Penulis mengulang perihal hal tiga bulan karena saking kesalnya dengan pengalaman yang begitu sebentar, padahal di sana Penulis dan praktikan lainnya bisa belajar hal lebih banyak lagi. Begini kalau diibaratkan, ya karena Penulis jago dalam hal beribarat. Bayangkan Pembaca menikah dengan pasangan Pembaca, tanpa proses pengenalan khususnya pendewasaan, tanpa berantem, tanpa hari diem-dieman, tanpa hari saling membuat cemburu, tanpa hari yang terasa begitu lama dimana harus berhemat supaya dapat membeli kado, dan tanpa-tanpa lainnya. Ya, kurang lebih seperti itu. Tidak asyik!
Moral Hazard
Kondisi di atas diperparah dengan mental sosial lingkungan kita yang mengidolakan gelar. Jadi, di lingkungan yang bermental seperti itu, ketika Penulis sudah menjadi seperti ini, Prof. Ajar Alamsyah, Ph.D., Penulis sudah dianggap sebagai Dewa oleh mereka, tanpa dilihat rekam jejaknya, apa prestasinya, apa saja karyanya, dan tentu bagaimana gaya hidupnya yang menentukan derajat seorang pria. Jadi jangan heran jika ada yang berkampanye Politik dengan memajang gelar akademik yang begitu blink-blink. Karena mental yang tidak jauh seperti itu pula, niat melanjutkan studi pun juga bisa sekadar untuk naik jabatan.

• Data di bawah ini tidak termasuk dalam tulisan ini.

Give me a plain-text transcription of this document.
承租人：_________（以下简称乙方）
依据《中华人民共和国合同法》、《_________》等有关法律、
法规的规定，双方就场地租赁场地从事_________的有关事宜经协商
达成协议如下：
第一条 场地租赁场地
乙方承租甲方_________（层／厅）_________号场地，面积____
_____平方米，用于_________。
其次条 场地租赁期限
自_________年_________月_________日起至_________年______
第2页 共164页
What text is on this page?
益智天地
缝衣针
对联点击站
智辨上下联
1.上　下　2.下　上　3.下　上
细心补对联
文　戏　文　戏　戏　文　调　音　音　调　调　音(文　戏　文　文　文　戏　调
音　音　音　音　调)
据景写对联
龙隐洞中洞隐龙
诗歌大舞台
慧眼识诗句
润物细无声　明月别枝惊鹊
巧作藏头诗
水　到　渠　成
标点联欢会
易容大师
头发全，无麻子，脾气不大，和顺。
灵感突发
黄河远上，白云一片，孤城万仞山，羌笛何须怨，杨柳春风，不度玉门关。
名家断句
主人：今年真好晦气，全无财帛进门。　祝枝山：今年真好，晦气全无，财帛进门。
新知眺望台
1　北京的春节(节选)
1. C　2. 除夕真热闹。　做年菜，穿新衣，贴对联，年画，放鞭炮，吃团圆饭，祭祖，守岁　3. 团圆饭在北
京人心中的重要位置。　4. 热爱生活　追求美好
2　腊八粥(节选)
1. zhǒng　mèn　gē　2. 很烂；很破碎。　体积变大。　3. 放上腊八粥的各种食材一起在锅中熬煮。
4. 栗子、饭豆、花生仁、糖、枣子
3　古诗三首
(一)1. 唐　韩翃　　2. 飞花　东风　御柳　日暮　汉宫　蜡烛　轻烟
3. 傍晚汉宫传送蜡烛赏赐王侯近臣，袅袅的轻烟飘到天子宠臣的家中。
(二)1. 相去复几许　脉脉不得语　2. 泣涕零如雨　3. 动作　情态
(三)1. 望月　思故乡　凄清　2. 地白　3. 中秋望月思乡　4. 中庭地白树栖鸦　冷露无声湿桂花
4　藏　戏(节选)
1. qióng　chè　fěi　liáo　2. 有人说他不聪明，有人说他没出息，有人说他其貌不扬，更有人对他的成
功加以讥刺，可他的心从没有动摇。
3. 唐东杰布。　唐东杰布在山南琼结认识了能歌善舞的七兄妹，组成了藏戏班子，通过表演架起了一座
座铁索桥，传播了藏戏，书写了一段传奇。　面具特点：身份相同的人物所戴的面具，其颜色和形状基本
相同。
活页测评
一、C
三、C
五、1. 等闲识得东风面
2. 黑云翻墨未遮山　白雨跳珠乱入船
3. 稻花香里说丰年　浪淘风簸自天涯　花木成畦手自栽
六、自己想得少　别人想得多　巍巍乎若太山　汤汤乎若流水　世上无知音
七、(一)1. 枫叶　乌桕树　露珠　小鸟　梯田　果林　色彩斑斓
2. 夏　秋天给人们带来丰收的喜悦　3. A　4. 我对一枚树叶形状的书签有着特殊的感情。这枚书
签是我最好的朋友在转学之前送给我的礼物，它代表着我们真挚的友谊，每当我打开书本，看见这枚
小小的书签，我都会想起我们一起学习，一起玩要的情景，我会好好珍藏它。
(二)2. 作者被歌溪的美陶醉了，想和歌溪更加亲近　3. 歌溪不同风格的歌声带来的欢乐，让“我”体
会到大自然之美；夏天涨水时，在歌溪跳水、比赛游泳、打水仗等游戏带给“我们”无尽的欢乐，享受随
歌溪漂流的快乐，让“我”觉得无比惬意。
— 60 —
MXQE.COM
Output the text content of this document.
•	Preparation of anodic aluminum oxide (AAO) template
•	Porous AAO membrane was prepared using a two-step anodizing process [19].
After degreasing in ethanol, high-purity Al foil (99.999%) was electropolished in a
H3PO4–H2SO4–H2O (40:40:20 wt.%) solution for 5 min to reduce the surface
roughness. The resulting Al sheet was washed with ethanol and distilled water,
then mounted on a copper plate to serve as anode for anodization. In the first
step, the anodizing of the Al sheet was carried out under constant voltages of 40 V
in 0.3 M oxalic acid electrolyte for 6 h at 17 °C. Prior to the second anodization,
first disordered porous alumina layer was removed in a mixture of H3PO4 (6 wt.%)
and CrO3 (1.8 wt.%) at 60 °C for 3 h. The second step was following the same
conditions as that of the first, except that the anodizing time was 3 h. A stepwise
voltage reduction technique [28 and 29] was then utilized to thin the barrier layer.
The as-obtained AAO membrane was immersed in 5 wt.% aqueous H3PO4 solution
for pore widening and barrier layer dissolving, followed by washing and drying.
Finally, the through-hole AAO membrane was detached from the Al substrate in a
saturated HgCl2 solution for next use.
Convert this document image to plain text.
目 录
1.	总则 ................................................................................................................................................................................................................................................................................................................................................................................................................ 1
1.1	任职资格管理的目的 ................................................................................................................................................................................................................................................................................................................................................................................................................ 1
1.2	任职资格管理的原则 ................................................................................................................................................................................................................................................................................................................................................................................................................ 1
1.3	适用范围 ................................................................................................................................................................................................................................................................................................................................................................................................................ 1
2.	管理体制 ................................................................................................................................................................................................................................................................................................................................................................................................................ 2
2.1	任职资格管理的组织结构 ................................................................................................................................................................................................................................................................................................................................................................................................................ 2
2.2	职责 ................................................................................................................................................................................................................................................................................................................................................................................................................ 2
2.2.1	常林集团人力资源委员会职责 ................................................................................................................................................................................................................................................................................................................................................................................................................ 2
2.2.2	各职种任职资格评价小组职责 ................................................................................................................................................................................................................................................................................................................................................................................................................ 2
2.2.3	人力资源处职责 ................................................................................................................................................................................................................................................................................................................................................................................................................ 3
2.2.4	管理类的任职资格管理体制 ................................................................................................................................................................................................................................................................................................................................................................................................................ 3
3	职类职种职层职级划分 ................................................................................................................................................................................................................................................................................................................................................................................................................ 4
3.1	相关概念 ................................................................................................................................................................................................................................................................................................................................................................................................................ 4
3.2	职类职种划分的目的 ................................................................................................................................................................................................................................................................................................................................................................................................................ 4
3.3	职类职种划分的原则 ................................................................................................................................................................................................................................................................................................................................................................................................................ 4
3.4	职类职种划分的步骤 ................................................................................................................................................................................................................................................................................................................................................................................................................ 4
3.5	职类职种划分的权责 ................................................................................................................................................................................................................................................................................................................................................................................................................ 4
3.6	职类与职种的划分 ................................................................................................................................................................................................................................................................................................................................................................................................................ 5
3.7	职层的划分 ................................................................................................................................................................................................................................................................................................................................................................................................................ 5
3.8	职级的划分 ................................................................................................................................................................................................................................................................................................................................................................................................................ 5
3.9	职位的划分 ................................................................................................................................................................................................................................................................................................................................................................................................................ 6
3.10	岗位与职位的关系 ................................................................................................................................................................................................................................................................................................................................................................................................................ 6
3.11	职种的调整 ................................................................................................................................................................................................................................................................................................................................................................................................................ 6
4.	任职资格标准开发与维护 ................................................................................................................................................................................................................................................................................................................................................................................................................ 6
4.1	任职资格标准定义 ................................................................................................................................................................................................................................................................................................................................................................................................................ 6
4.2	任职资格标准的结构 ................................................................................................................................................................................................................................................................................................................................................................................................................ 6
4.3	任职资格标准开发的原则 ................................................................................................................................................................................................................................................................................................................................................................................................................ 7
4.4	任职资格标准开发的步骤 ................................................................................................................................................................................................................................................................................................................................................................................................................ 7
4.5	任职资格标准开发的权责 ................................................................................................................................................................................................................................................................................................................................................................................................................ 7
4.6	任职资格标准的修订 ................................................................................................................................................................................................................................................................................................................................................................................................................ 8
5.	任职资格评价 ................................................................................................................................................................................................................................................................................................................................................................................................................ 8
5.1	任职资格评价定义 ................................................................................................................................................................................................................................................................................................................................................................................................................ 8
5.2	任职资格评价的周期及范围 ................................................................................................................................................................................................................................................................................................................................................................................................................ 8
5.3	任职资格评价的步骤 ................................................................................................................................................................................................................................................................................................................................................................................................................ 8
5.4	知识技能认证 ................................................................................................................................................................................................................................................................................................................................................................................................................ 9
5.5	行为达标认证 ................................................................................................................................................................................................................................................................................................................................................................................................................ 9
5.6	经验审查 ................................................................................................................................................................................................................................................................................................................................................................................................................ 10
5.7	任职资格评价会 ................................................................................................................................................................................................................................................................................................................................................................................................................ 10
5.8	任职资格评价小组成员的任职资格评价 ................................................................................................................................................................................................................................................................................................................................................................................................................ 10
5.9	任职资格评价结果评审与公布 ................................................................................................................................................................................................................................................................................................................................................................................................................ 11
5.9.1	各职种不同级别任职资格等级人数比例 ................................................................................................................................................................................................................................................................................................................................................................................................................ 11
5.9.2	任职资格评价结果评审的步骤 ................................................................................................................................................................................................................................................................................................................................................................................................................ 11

Jangan pula melupakan sistem yang mengsyaratkan apa yang ada di atas kertas ketimbang kecakapan yang biasanya tidak terlihat di atas kertas. Coba Pembaca googling dengan keywordsjual beli ijazah, Pembaca akan menemukan apa yang Penulis tidak perlu jelaskan lagi. Begitulah yang Penulis maksud dengan Sarjana Kertas ia dengan culas membeli gelar atau ia memang menyelesaikan studi tetapi tidak dapat apa-apa, ia hanya menghabiskan kertas untuk kuliah. Beruntung Penulis sadar akan kekurangan-kekurangan Penulis yang bila didiamkan akan pula membuat Penulis menjadi seorang Sarjana Kertas. Berikut kesalahan-kesalah Penulis yang tidak Penulis diamkan.
Pertama, niat Penulis waktu itu hanya mengejar nilai. Bahkan sebelum awal kuliah Penulis paham betul apa itu bedanya Cumlaude dan Summa-Cumlaude.